Given the confluence of all of these forces seeking the destabilization of Syria (and Iraq), it is rather remarkable that the Assad government has lasted as long as it has. This has to be seen at least in part as a testament to his enduring popularity with vast swathes of the Syrian public (despite what we are being told in the Western media) and the continuing strength of the Syrian military (despite the "waves of defections" that we were being told was going to topple Syria from within). All things being equal, there is no doubt that Assad could (and indeed almost did) defeat the "opposition" forces entirely. All things are obviously not equal, however, and given the very fluid nature of the current situation it is entirely plausible that the current air bombardment campaign will morph into attacks on Syrian government forces.
This is still a dangerous political situation, however. Even though the US and its allies certainly could take on the Syrian military (although not without significant losses due to the countries' significant anti-air defense capabilities), such a direct conflict still brings with it the specter of Russian military involvement in defense of its ally. It would also further incite and inflame tensions with Iran. In short, there is almost no question that a forceful toppling of Assad by outside military intervention would threaten to ignite a much wider regional or even global conflict.
The alternative--the idea that ISIS or other "opposition" groups could finally succeed in overthrowing the Syrian government--brings with it its own problems. The destabilization of another secular government in the region and replacement by some form of Islamic theocratic government would further divide the region and further inflame religious sectarian strife. It would have knock-on effects in Iraq, struggling with its own deeply divided Sunni and Shia population, and threaten Iran, with whom Syria is a key regional partner.
So where will things go from here? While that question is obviously up in the air, there is one sad, inescapable truth: that question will not be answered by the Syrian people themselves.
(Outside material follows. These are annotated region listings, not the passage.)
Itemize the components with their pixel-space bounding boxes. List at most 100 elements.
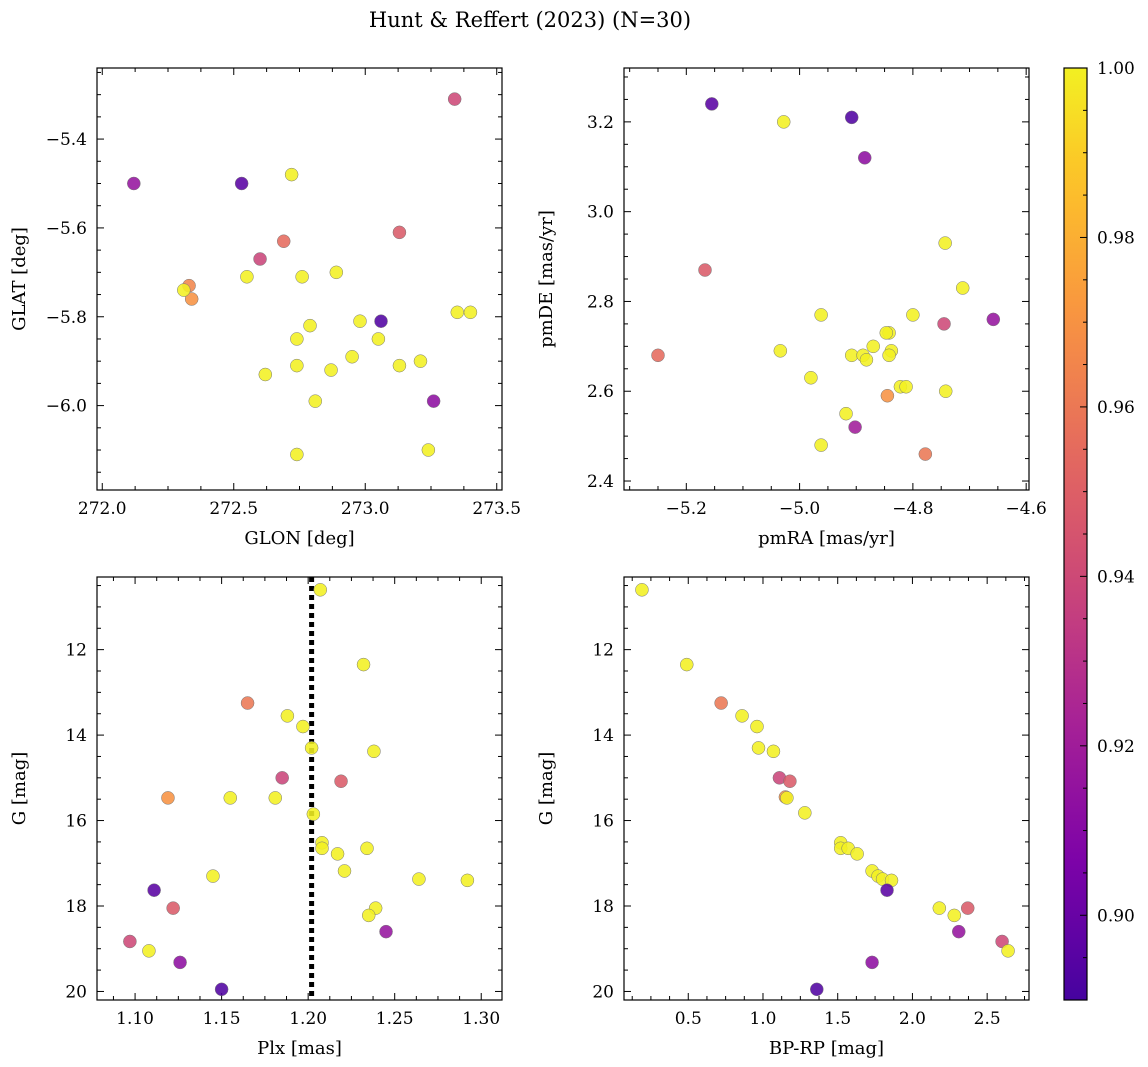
data-point <box>337 864 352 878</box>
data-point <box>280 709 295 723</box>
data-point <box>850 847 864 861</box>
x-tick-label: 1.10 <box>116 1009 154 1029</box>
data-point <box>303 318 317 333</box>
data-point <box>880 883 894 897</box>
y-tick-label: 16 <box>65 812 87 832</box>
colorbar: 0.90 0.92 0.94 0.96 0.98 1.00 <box>1063 59 1135 1001</box>
points <box>635 583 1015 997</box>
x-tick-label: 2.0 <box>899 1009 926 1029</box>
data-point <box>240 696 255 710</box>
y-tick-label: 12 <box>65 641 87 661</box>
data-point <box>356 657 371 672</box>
data-point <box>848 420 862 434</box>
data-point <box>751 741 766 755</box>
data-point <box>206 869 220 883</box>
data-point <box>374 314 388 328</box>
data-point <box>308 394 323 408</box>
data-point <box>123 934 137 949</box>
data-point <box>937 317 951 331</box>
data-point <box>296 719 310 734</box>
data-point <box>1001 944 1015 958</box>
data-point <box>184 292 199 306</box>
x-axis-label: GLON [deg] <box>244 528 354 549</box>
points <box>123 583 475 997</box>
data-point <box>334 774 348 788</box>
data-point <box>705 97 719 111</box>
y-tick-label: 12 <box>592 641 614 661</box>
data-point <box>960 901 975 915</box>
data-point <box>844 348 859 363</box>
y-tick-label: 3.2 <box>587 113 614 133</box>
data-point <box>750 719 764 734</box>
x-tick-label: 273.5 <box>472 499 521 519</box>
data-point <box>284 167 299 182</box>
data-point <box>635 583 649 597</box>
y-tick-label: −5.6 <box>46 219 87 239</box>
data-point <box>839 406 853 421</box>
y-axis-label: G [mag] <box>536 752 557 825</box>
data-point <box>882 348 896 363</box>
data-point <box>814 308 828 322</box>
data-point <box>315 841 329 856</box>
x-tick-label: −5.0 <box>779 499 820 519</box>
data-point <box>161 791 175 805</box>
data-point <box>330 847 345 861</box>
tick-marks <box>97 68 502 490</box>
data-point <box>392 225 407 240</box>
points <box>651 97 1001 461</box>
data-point <box>275 771 289 785</box>
data-point <box>127 176 141 191</box>
data-point <box>147 883 161 897</box>
data-point <box>329 265 344 280</box>
data-point <box>253 252 267 266</box>
scatter-panel-1: 272.0 272.5 273.0 273.5 −6.0 −5.8 −5.6 −5.4 GLON… <box>9 67 521 549</box>
data-point <box>450 305 465 320</box>
data-point <box>268 791 283 805</box>
scatter-panel-2: −5.2 −5.0 −4.8 −4.6 2.4 2.6 2.8 3.0 3.2 pmRA [mas… <box>536 67 1047 549</box>
data-point <box>166 901 180 915</box>
data-point <box>932 901 947 915</box>
x-axis-label: pmRA [mas/yr] <box>758 528 895 549</box>
data-point <box>142 944 156 958</box>
y-axis-label: GLAT [deg] <box>9 227 30 331</box>
y-tick-label: 16 <box>592 812 614 832</box>
y-tick-label: −6.0 <box>46 397 87 417</box>
data-point <box>776 115 791 129</box>
data-point <box>324 363 338 377</box>
data-point <box>173 955 187 970</box>
data-point <box>798 806 812 820</box>
data-point <box>938 384 953 398</box>
data-point <box>899 379 913 394</box>
x-tick-label: 1.5 <box>824 1009 851 1029</box>
data-point <box>844 110 859 125</box>
data-point <box>859 353 874 367</box>
data-point <box>214 982 229 997</box>
data-point <box>766 744 781 759</box>
data-point <box>353 314 367 328</box>
y-tick-label: −5.4 <box>46 130 87 150</box>
data-point <box>947 908 962 923</box>
x-tick-label: 272.0 <box>78 499 127 519</box>
data-point <box>814 438 828 452</box>
data-point <box>866 339 880 354</box>
data-point <box>680 657 694 672</box>
data-point <box>783 774 797 788</box>
data-point <box>651 348 665 363</box>
y-tick-label: 18 <box>65 897 87 917</box>
tick-marks <box>624 68 1029 490</box>
data-point <box>234 176 249 191</box>
colorbar-tick-label: 0.96 <box>1097 398 1135 418</box>
data-point <box>698 263 712 277</box>
y-axis-label: pmDE [mas/yr] <box>536 210 557 348</box>
data-point <box>773 344 788 358</box>
x-tick-label: 1.0 <box>749 1009 776 1029</box>
data-point <box>918 447 933 461</box>
colorbar-tick-label: 0.92 <box>1097 737 1135 757</box>
x-tick-label: 1.15 <box>203 1009 241 1029</box>
y-tick-label: −5.8 <box>46 308 87 328</box>
data-point <box>780 791 794 805</box>
x-tick-label: −4.6 <box>1006 499 1047 519</box>
tick-marks <box>97 577 502 1000</box>
data-point <box>880 388 895 403</box>
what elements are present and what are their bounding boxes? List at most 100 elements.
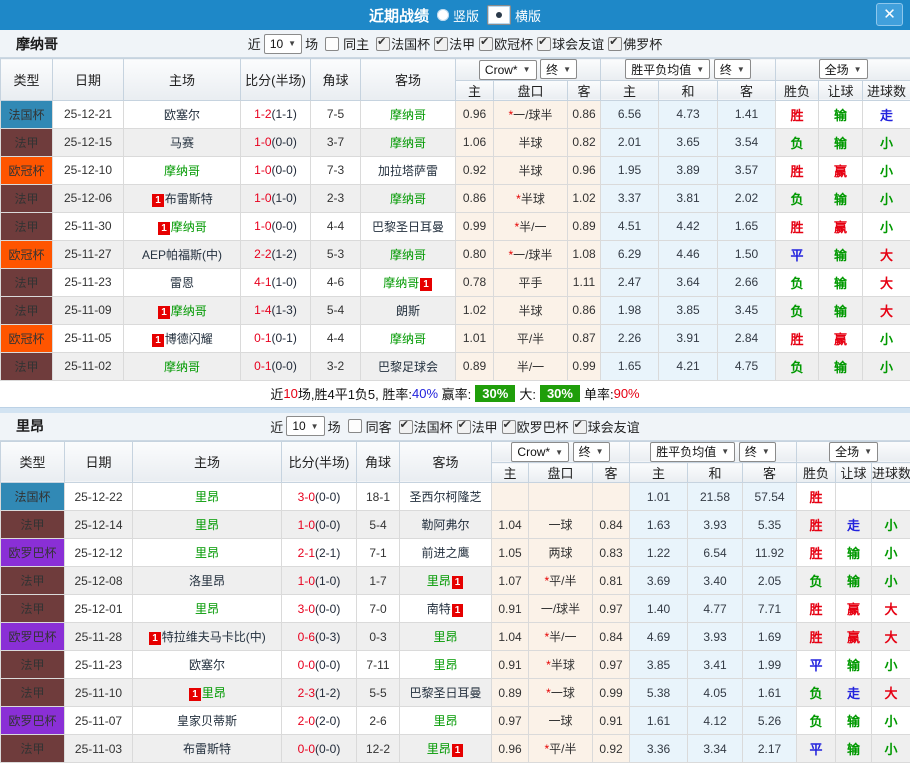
corners: 18-1 bbox=[357, 483, 400, 511]
result-wdl: 胜 bbox=[797, 483, 836, 511]
away-team: 里昂 bbox=[400, 651, 492, 679]
league-checkbox[interactable] bbox=[573, 420, 587, 434]
avg-win: 1.61 bbox=[630, 707, 688, 735]
home-team: 摩纳哥 bbox=[124, 156, 241, 184]
league-checkbox[interactable] bbox=[608, 37, 622, 51]
team-name-text: 欧塞尔 bbox=[164, 108, 200, 122]
chevron-down-icon: ▼ bbox=[596, 447, 604, 456]
result-wdl: 胜 bbox=[776, 100, 819, 128]
league-checkbox[interactable] bbox=[537, 37, 551, 51]
league-checkbox[interactable] bbox=[502, 420, 516, 434]
corners: 5-4 bbox=[311, 296, 361, 324]
league-checkbox[interactable] bbox=[434, 37, 448, 51]
sub-col-header: 客 bbox=[593, 463, 630, 483]
team-name-text: 摩纳哥 bbox=[390, 136, 426, 150]
final-select[interactable]: 终▼ bbox=[573, 442, 610, 462]
full-match-select[interactable]: 全场▼ bbox=[819, 59, 868, 79]
match-date: 25-12-14 bbox=[65, 511, 133, 539]
team-name-text: 巴黎圣日耳曼 bbox=[409, 686, 481, 700]
avg-select[interactable]: 胜平负均值▼ bbox=[625, 59, 710, 79]
team-name-text: 里昂 bbox=[195, 518, 219, 532]
match-count-select[interactable]: 10▼ bbox=[264, 34, 302, 54]
halftime-score: (1-2) bbox=[272, 247, 297, 261]
radio-horizontal[interactable]: 横版 bbox=[487, 5, 541, 25]
team-name-text: 特拉维夫马卡比(中) bbox=[162, 630, 266, 644]
final-select[interactable]: 终▼ bbox=[540, 59, 577, 79]
close-icon[interactable]: ✕ bbox=[876, 3, 903, 26]
league-checkbox[interactable] bbox=[457, 420, 471, 434]
team-name-text: 里昂 bbox=[202, 686, 226, 700]
avg-draw: 3.64 bbox=[659, 268, 718, 296]
team-name-text: 里昂 bbox=[433, 658, 457, 672]
red-card-badge: 1 bbox=[149, 632, 161, 645]
avg-win: 2.26 bbox=[601, 324, 659, 352]
result-handicap: 输 bbox=[819, 296, 863, 324]
league-checkboxes: 法国杯法甲欧罗巴杯球会友谊 bbox=[395, 417, 640, 436]
section-header-monaco: 摩纳哥 近 10▼ 场 同主 法国杯法甲欧冠杯球会友谊佛罗杯 bbox=[0, 30, 910, 58]
handicap: 一球 bbox=[529, 707, 593, 735]
team-name-text: 圣西尔柯隆芝 bbox=[409, 490, 481, 504]
same-venue-checkbox[interactable] bbox=[348, 419, 362, 433]
team-name-text: 洛里昂 bbox=[189, 574, 225, 588]
fulltime-score: 2-0 bbox=[298, 714, 315, 728]
score: 3-0(0-0) bbox=[282, 595, 357, 623]
sub-col-header: 客 bbox=[568, 80, 601, 100]
final-select[interactable]: 终▼ bbox=[739, 442, 776, 462]
result-wdl: 负 bbox=[776, 352, 819, 380]
fulltime-score: 2-3 bbox=[298, 686, 315, 700]
odds-away: 0.99 bbox=[593, 679, 630, 707]
full-match-select[interactable]: 全场▼ bbox=[829, 442, 878, 462]
games-label: 场 bbox=[305, 34, 318, 53]
handicap: 平手 bbox=[494, 268, 568, 296]
league-checkbox[interactable] bbox=[479, 37, 493, 51]
match-date: 25-11-27 bbox=[53, 240, 124, 268]
type-badge: 法甲 bbox=[1, 679, 65, 707]
final-select[interactable]: 终▼ bbox=[714, 59, 751, 79]
halftime-score: (1-0) bbox=[315, 574, 340, 588]
corners: 7-0 bbox=[357, 595, 400, 623]
result-goals: 小 bbox=[863, 128, 910, 156]
fulltime-score: 1-0 bbox=[298, 518, 315, 532]
avg-lose: 1.99 bbox=[743, 651, 797, 679]
red-card-badge: 1 bbox=[189, 688, 201, 701]
col-header: 客场 bbox=[361, 59, 456, 101]
radio-vertical[interactable]: 竖版 bbox=[437, 6, 479, 25]
match-count-select[interactable]: 10▼ bbox=[286, 416, 324, 436]
odds-home: 1.07 bbox=[492, 567, 529, 595]
bookmaker-select[interactable]: Crow*▼ bbox=[479, 60, 537, 80]
avg-draw: 4.05 bbox=[688, 679, 743, 707]
team-name-text: 巴黎足球会 bbox=[378, 360, 438, 374]
league-checkbox[interactable] bbox=[376, 37, 390, 51]
avg-draw: 21.58 bbox=[688, 483, 743, 511]
avg-lose: 2.02 bbox=[718, 184, 776, 212]
league-checkbox[interactable] bbox=[399, 420, 413, 434]
result-goals: 走 bbox=[863, 100, 910, 128]
red-card-badge: 1 bbox=[452, 744, 464, 757]
avg-win: 1.22 bbox=[630, 539, 688, 567]
type-badge: 欧冠杯 bbox=[1, 240, 53, 268]
team-name-text: 朗斯 bbox=[396, 304, 420, 318]
away-team: 摩纳哥 bbox=[361, 128, 456, 156]
avg-lose: 5.35 bbox=[743, 511, 797, 539]
avg-draw: 3.41 bbox=[688, 651, 743, 679]
radio-vertical-icon[interactable] bbox=[437, 9, 449, 21]
bookmaker-select[interactable]: Crow*▼ bbox=[511, 442, 569, 462]
team-name-text: 摩纳哥 bbox=[164, 360, 200, 374]
odds-home: 0.97 bbox=[492, 707, 529, 735]
handicap-text: 半/一 bbox=[549, 630, 576, 644]
same-venue-checkbox[interactable] bbox=[325, 37, 339, 51]
chevron-down-icon: ▼ bbox=[721, 447, 729, 456]
radio-horizontal-icon[interactable] bbox=[487, 5, 511, 25]
league-label: 法国杯 bbox=[391, 37, 430, 52]
avg-win: 3.69 bbox=[630, 567, 688, 595]
avg-draw: 4.46 bbox=[659, 240, 718, 268]
avg-select[interactable]: 胜平负均值▼ bbox=[650, 442, 735, 462]
avg-lose: 2.66 bbox=[718, 268, 776, 296]
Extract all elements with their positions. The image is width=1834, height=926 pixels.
Perhaps even more heartbreaking for a country that has been torn apart by this outside intervention and which has lost nearly 200,000 people over the course of this conflict, keeping the country in a state of chaos may in itself be the end goal of some of the players at the table (notably the US, Israel, and the NATO allies) who benefit from the destabilization that the conflict creates in the region. The idea of a deeply divided region, with neighbors pitted against neighbors and no clear regional power able to rise above the sectarian fray, plays directly into long-held plans to exert greater power over the region through divide-and-conquer tactics. For the NATO/Israeli nexus, simply keeping the chaos in the region going may be the end game, and sadly that is a remarkably easy thing to do, especially when they are funding, arming, supplying and training both sides of the conflict.